Salgın nedeniyle dijital platformlara geçmek zorunda kalan insanlar, evde ve iş yerinde sorumluluklarını yerine getirebilmek için günlerinin ritmini ayarlamak zorunda kaldı.
Bu sürekli stresin bir sonucu olarak, uykusuzluk büyük bir salgın haline geldi.
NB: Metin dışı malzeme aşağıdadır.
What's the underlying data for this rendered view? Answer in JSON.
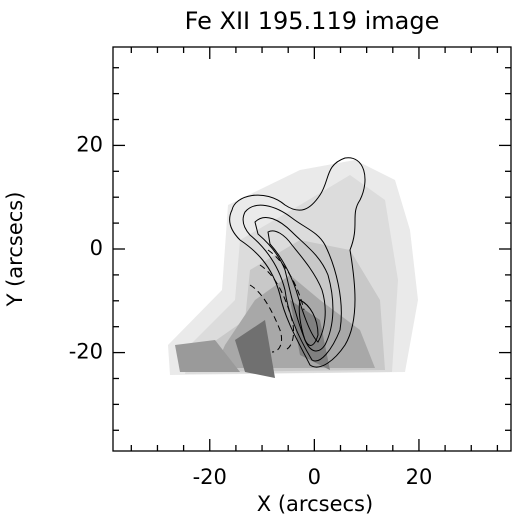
{
  "chart_data": {
    "type": "contour",
    "title": "Fe XII 195.119 image",
    "xlabel": "X (arcsecs)",
    "ylabel": "Y (arcsecs)",
    "xlim": [
      -38.5,
      37.6
    ],
    "ylim": [
      -39,
      39
    ],
    "xticks": [
      -20,
      0,
      20
    ],
    "yticks": [
      -20,
      0,
      20
    ],
    "xminorticks": [
      -35,
      -30,
      -25,
      -15,
      -10,
      -5,
      5,
      10,
      15,
      25,
      30,
      35
    ],
    "yminorticks": [
      -35,
      -30,
      -25,
      -15,
      -10,
      -5,
      5,
      10,
      15,
      25,
      30,
      35
    ]
  }
}
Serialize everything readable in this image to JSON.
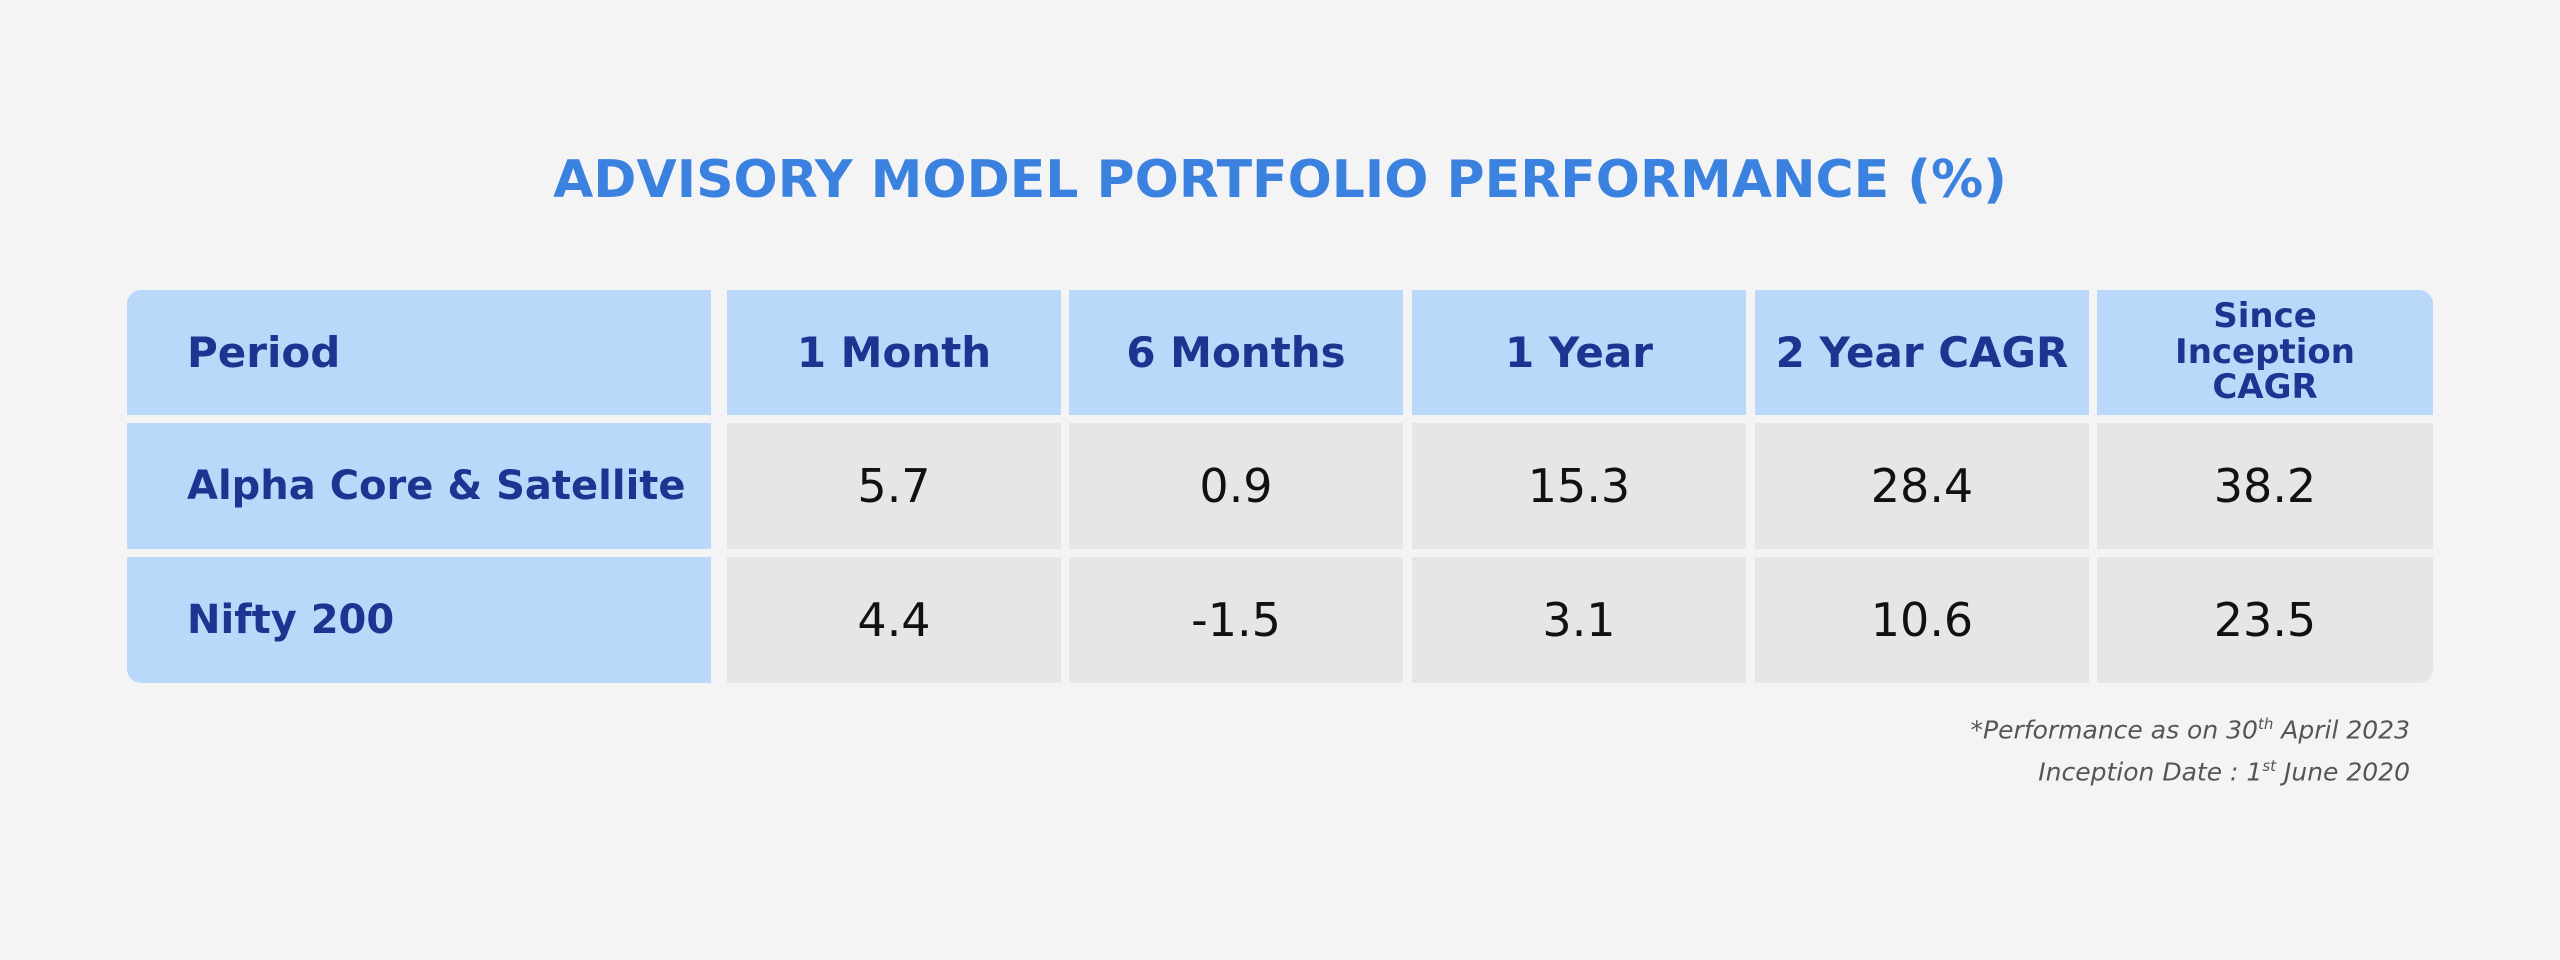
{
  "title": "ADVISORY MODEL PORTFOLIO PERFORMANCE (%)",
  "chart_data": {
    "type": "table",
    "title": "ADVISORY MODEL PORTFOLIO PERFORMANCE (%)",
    "columns": [
      "Period",
      "1 Month",
      "6 Months",
      "1 Year",
      "2 Year CAGR",
      "Since Inception CAGR"
    ],
    "rows": [
      {
        "label": "Alpha Core & Satellite",
        "values": [
          "5.7",
          "0.9",
          "15.3",
          "28.4",
          "38.2"
        ]
      },
      {
        "label": "Nifty 200",
        "values": [
          "4.4",
          "-1.5",
          "3.1",
          "10.6",
          "23.5"
        ]
      }
    ]
  },
  "footnote": {
    "line1_prefix": "*",
    "line1_text": "Performance as on 30",
    "line1_sup": "th",
    "line1_suffix": " April 2023",
    "line2_text": "Inception Date : 1",
    "line2_sup": "st",
    "line2_suffix": " June 2020"
  },
  "colors": {
    "title": "#3b82e0",
    "header_bg": "#bad8fa",
    "header_text": "#1f3490",
    "cell_bg": "#e6e6e6",
    "page_bg": "#f4f4f4"
  }
}
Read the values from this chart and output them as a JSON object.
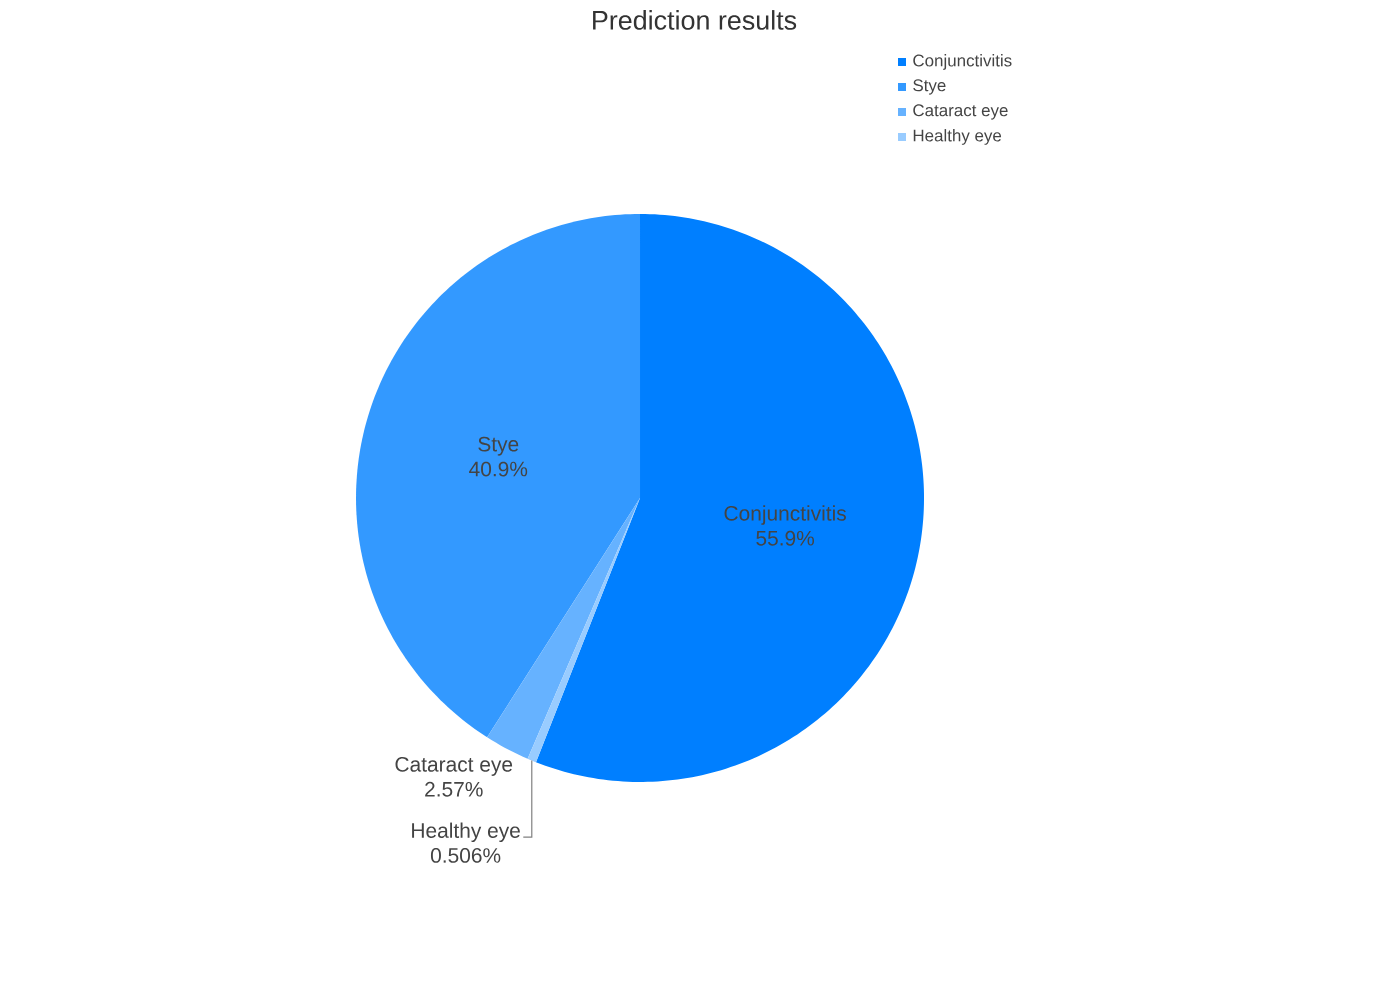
{
  "chart_data": {
    "type": "pie",
    "title": "Prediction results",
    "categories": [
      "Conjunctivitis",
      "Stye",
      "Cataract eye",
      "Healthy eye"
    ],
    "values": [
      55.9,
      40.9,
      2.57,
      0.506
    ],
    "value_labels": [
      "55.9%",
      "40.9%",
      "2.57%",
      "0.506%"
    ],
    "colors": [
      "#007fff",
      "#3399ff",
      "#66b2ff",
      "#99ccff"
    ],
    "legend": "top right"
  }
}
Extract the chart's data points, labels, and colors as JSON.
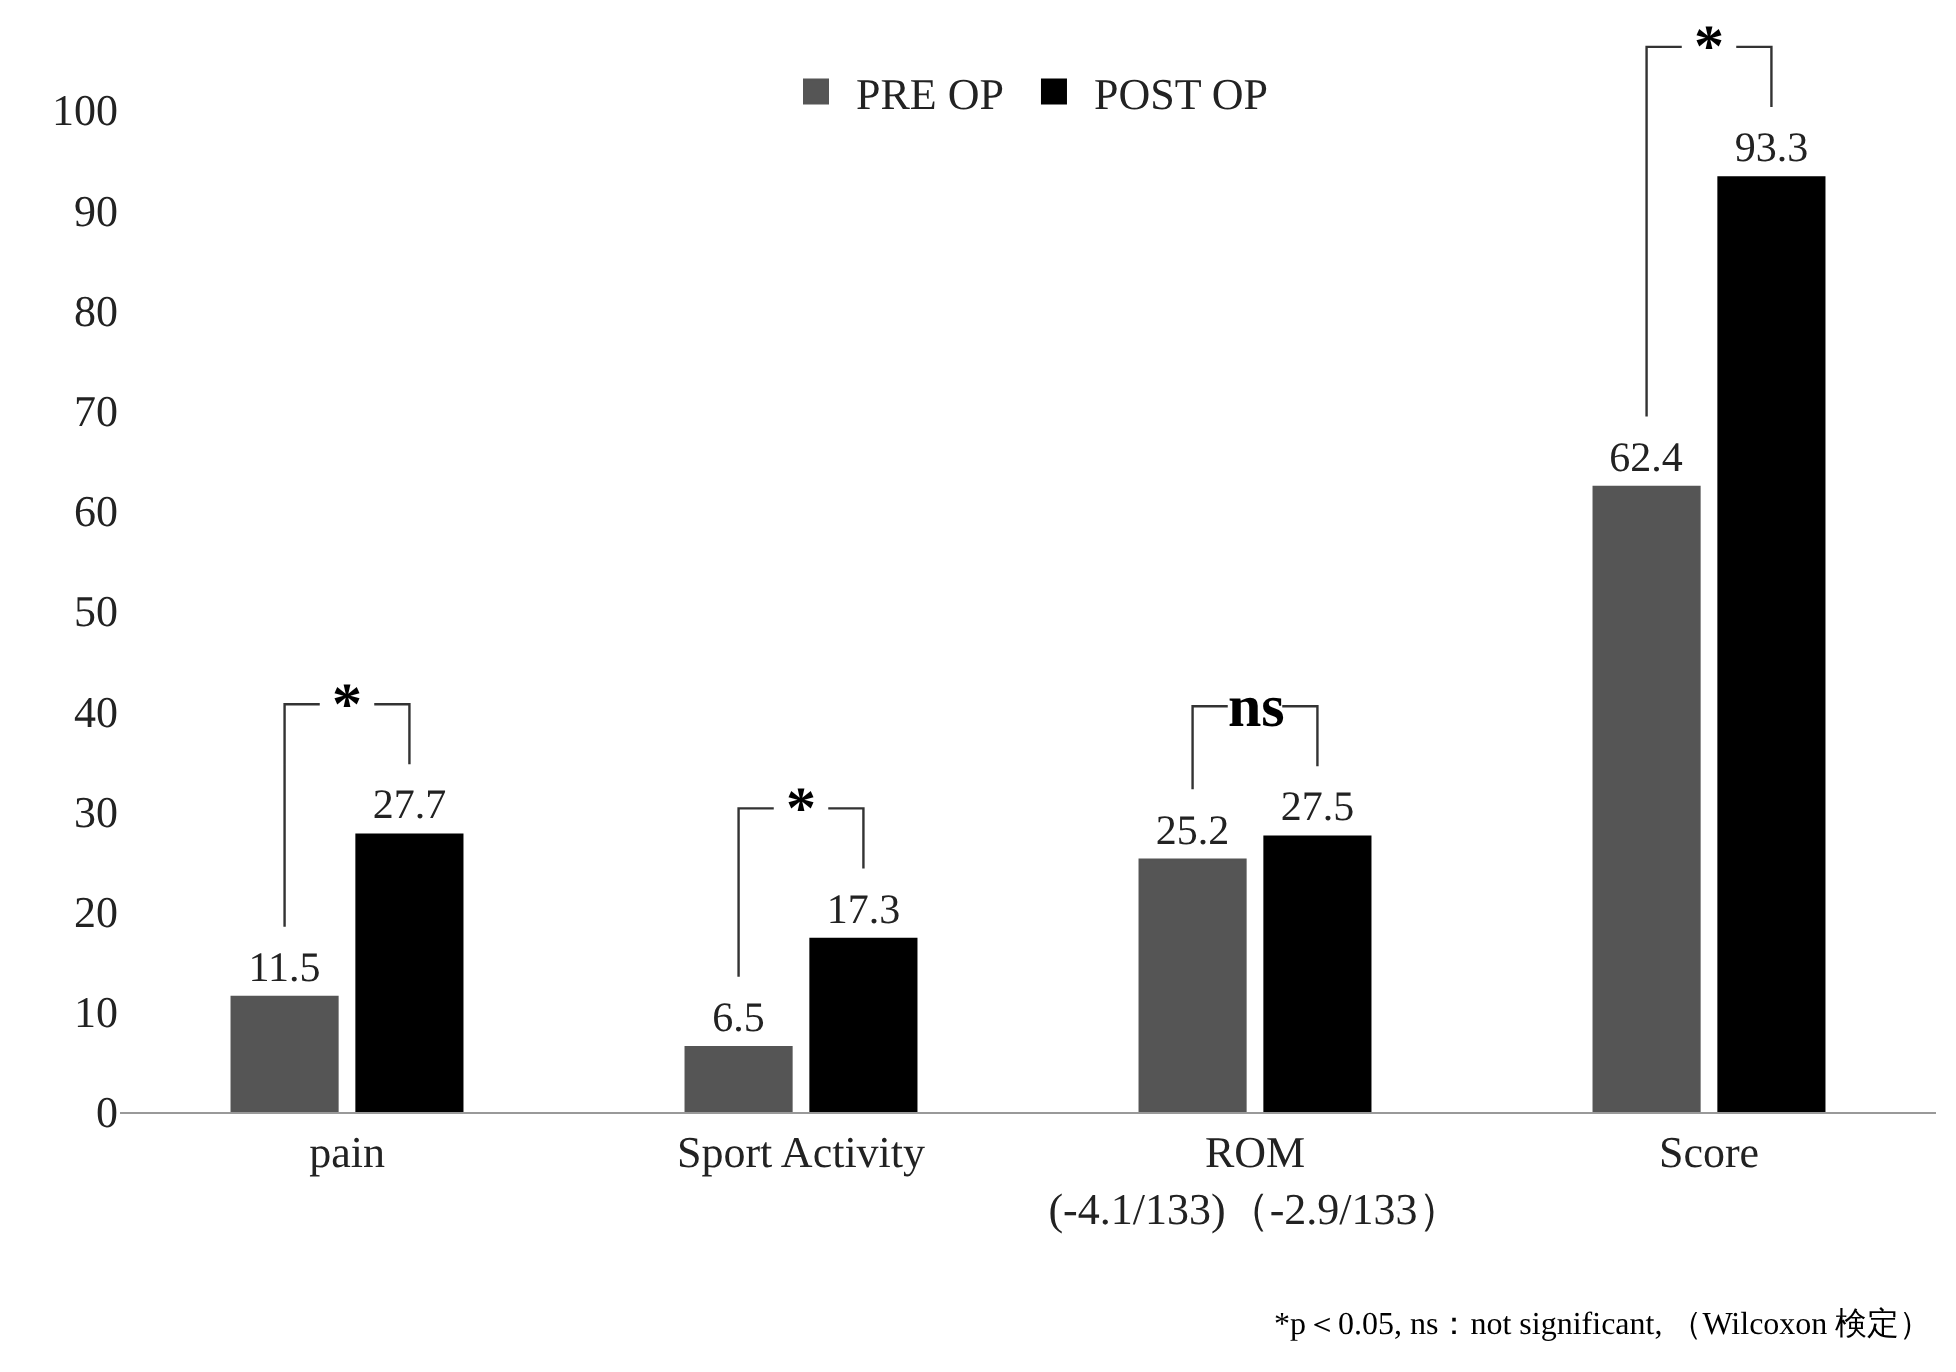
{
  "chart_data": {
    "type": "bar",
    "categories": [
      "pain",
      "Sport Activity",
      "ROM\n(-4.1/133)（-2.9/133）",
      "Score"
    ],
    "series": [
      {
        "name": "PRE OP",
        "color": "#555555",
        "values": [
          11.5,
          6.5,
          25.2,
          62.4
        ]
      },
      {
        "name": "POST OP",
        "color": "#000000",
        "values": [
          27.7,
          17.3,
          27.5,
          93.3
        ]
      }
    ],
    "ylim": [
      0,
      100
    ],
    "yticks": [
      0,
      10,
      20,
      30,
      40,
      50,
      60,
      70,
      80,
      90,
      100
    ],
    "data_labels": true,
    "legend": "top",
    "annotations": [
      "*",
      "*",
      "ns",
      "*",
      "*p＜0.05, ns：not significant, （Wilcoxon 検定）"
    ]
  }
}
Bu derin dinlenme eksikliği, çalışma düzeyinde düşük performansa neden oldu.
Ortalama olarak, uykusuzluk çeken bir kişi gece yaklaşık üç kez uyanabilir. Bu, etkilenenlerin düzgün bir şekilde uykuya dalmasını engelleyen önemli sorun dönemlerine yol açar.
taşikardi ve boğulma
Anksiyete bozukluklarında, vücudun strese girmesi yaygındır. En aşırı durumlarda, hastalar sürekli olarak göğüste sıkışma hissederler ve bu da genellikle kontrolsüz boğulmaya yol açar.
Benzer şekilde, vücut bu anormal davranış kalıbına güçlü bir taşikardi ile yanıt verir. Etkilenen kişi hipertansif veya aşırı kiloluysa kalp krizi geçirebileceğinden bu belirtiler hafife alınmamalıdır.
Kaygı ile başa çıkmak için ipuçları
Anksiyete ile savaşmanın en etkili yollarından biri, dikkatli nefes egzersizleridir. Yavaş bir nefes alın ve nefesinizin ritmini korumaya çalışın.
Uzun süre hareketsiz kaldıktan sonra vücuttan enerji salmak için düzenli olarak egzersiz yapın. Benzer şekilde, olumsuz düşünceleri tanımayı ve onları uzaktan gözlemlemeyi öğrenmek de sakin kalmanıza yardımcı olabilir.
Anksiyete durumunda, özellikle durum daha şiddetliyse ve bir tür ilaç gerektiriyorsa bir uzmana danışmanız önerilir.